Answer:
[tex]\large \boxed{\text{-2043.96 kJ/mol}}[/tex]
Explanation:
Assume the reaction is the combustion of propane.
Word equation: propane plus oxygen produces carbon dioxide and water
Chemical eqn: C₃H₈(g) + O₂(g) ⟶ CO₂(g) + H₂O(g)
Balanced eqn: C₃H₈(g) + 5O₂(g) ⟶ 3CO₂(g) + 4H₂O(g)
(a) Table of enthalpies of formation of reactants and products
[tex]\begin{array}{cc}\textbf{Substance} & \textbf{$\Delta_{\text{f}}$H/(kJ/mol}) \\\text{C$_{3}$H$_{8}$(g)} & -103.85 \\\text{O}_{2}\text{(g)} & 0 \\\text{CO}_{2}\text{(g)} & -393.51 \\\text{H$_{2}$O(g)} & -241.82\\\end{array}[/tex]

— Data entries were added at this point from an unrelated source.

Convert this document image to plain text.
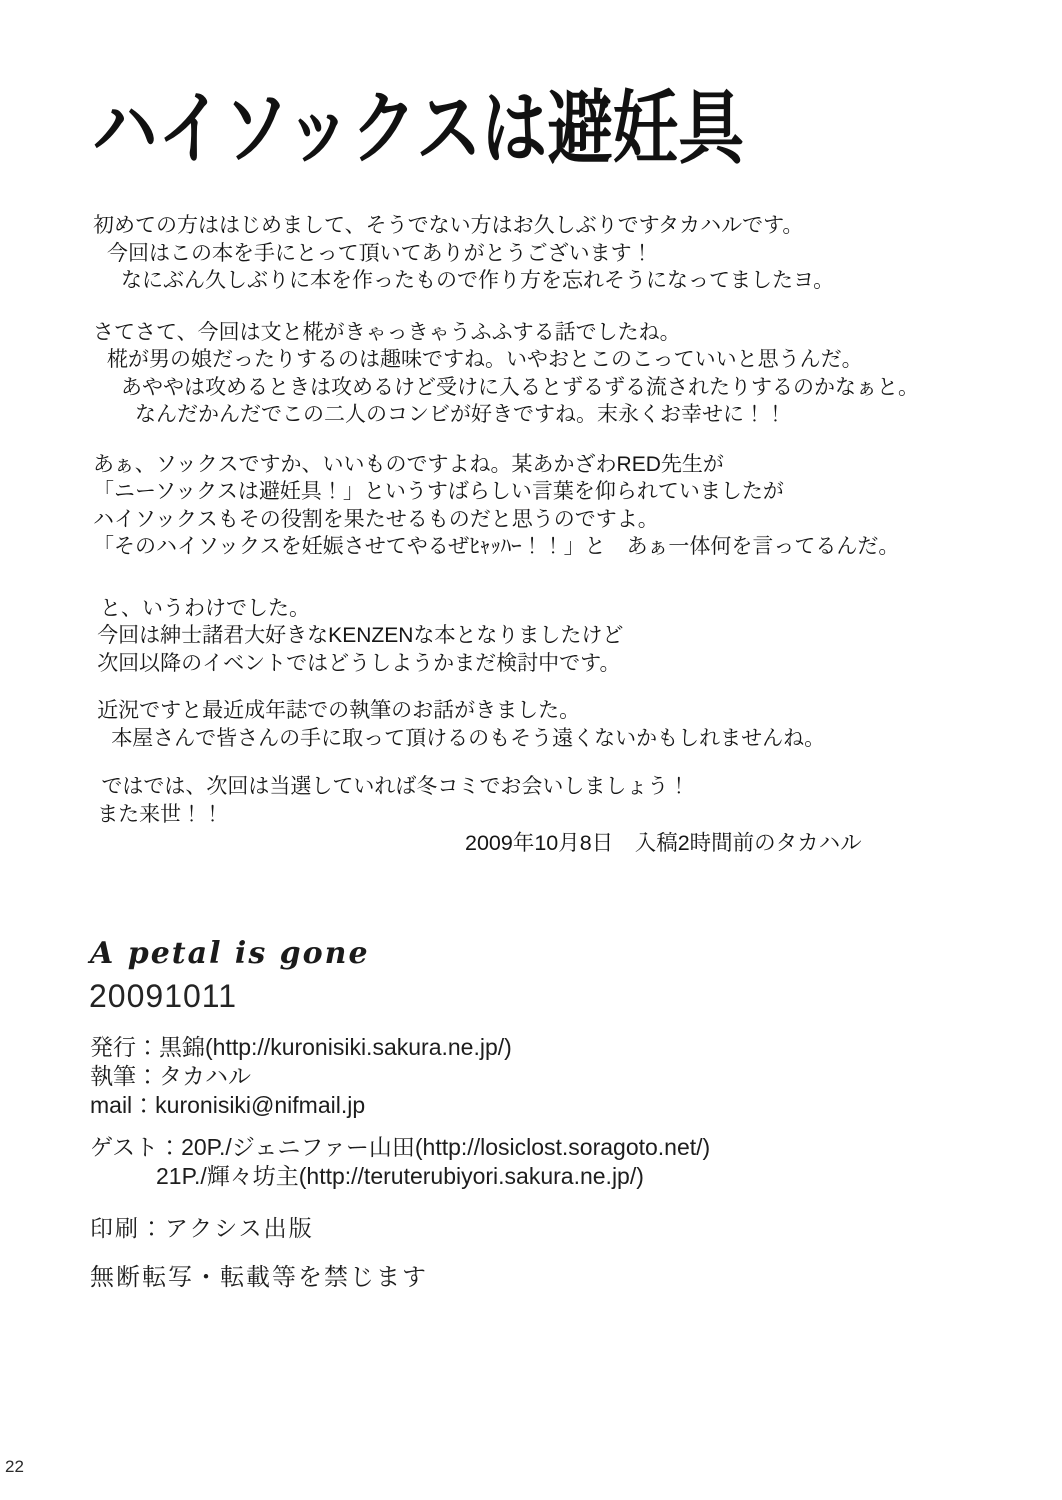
ハイソックスは避妊具

初めての方ははじめまして、そうでない方はお久しぶりですタカハルです。
今回はこの本を手にとって頂いてありがとうございます！
なにぶん久しぶりに本を作ったもので作り方を忘れそうになってましたヨ。

さてさて、今回は文と椛がきゃっきゃうふふする話でしたね。
椛が男の娘だったりするのは趣味ですね。いやおとこのこっていいと思うんだ。
あややは攻めるときは攻めるけど受けに入るとずるずる流されたりするのかなぁと。
なんだかんだでこの二人のコンビが好きですね。末永くお幸せに！！

あぁ、ソックスですか、いいものですよね。某あかざわRED先生が
「ニーソックスは避妊具！」というすばらしい言葉を仰られていましたが
ハイソックスもその役割を果たせるものだと思うのですよ。
「そのハイソックスを妊娠させてやるぜﾋｬｯﾊｰ！！」と　あぁ一体何を言ってるんだ。

と、いうわけでした。
今回は紳士諸君大好きなKENZENな本となりましたけど
次回以降のイベントではどうしようかまだ検討中です。

近況ですと最近成年誌での執筆のお話がきました。
本屋さんで皆さんの手に取って頂けるのもそう遠くないかもしれませんね。

ではでは、次回は当選していれば冬コミでお会いしましょう！
また来世！！

2009年10月8日　入稿2時間前のタカハル
A petal is gone
20091011
発行：黒錦(http://kuronisiki.sakura.ne.jp/)
執筆：タカハル
mail：kuronisiki@nifmail.jp
ゲスト：20P./ジェニファー山田(http://losiclost.soragoto.net/)
21P./輝々坊主(http://teruterubiyori.sakura.ne.jp/)
印刷：アクシス出版
無断転写・転載等を禁じます
22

(b)Total enthalpies of reactants and products
[tex]\Delta_{\text{rxn}}H^{\circ} = \sum \left( \Delta_{\text{f}} H^{\circ} \text{products}\right) - \sum \left (\Delta_{\text{f}}H^{\circ} \text{reactants} \right)\\= \text{-2147.81 kJ/mol - (-103.85 kJ/mol)}\\= \text{-2147.81 kJ/mol + 103.85 kJ/mol}\\= \textbf{-2043.96 kJ/mol}\\\text{The enthalpy change is $\large \boxed{\textbf{-2043.96 kJ/mol}}$}[/tex]
ΔᵣH° is negative, so the reaction is exothermic.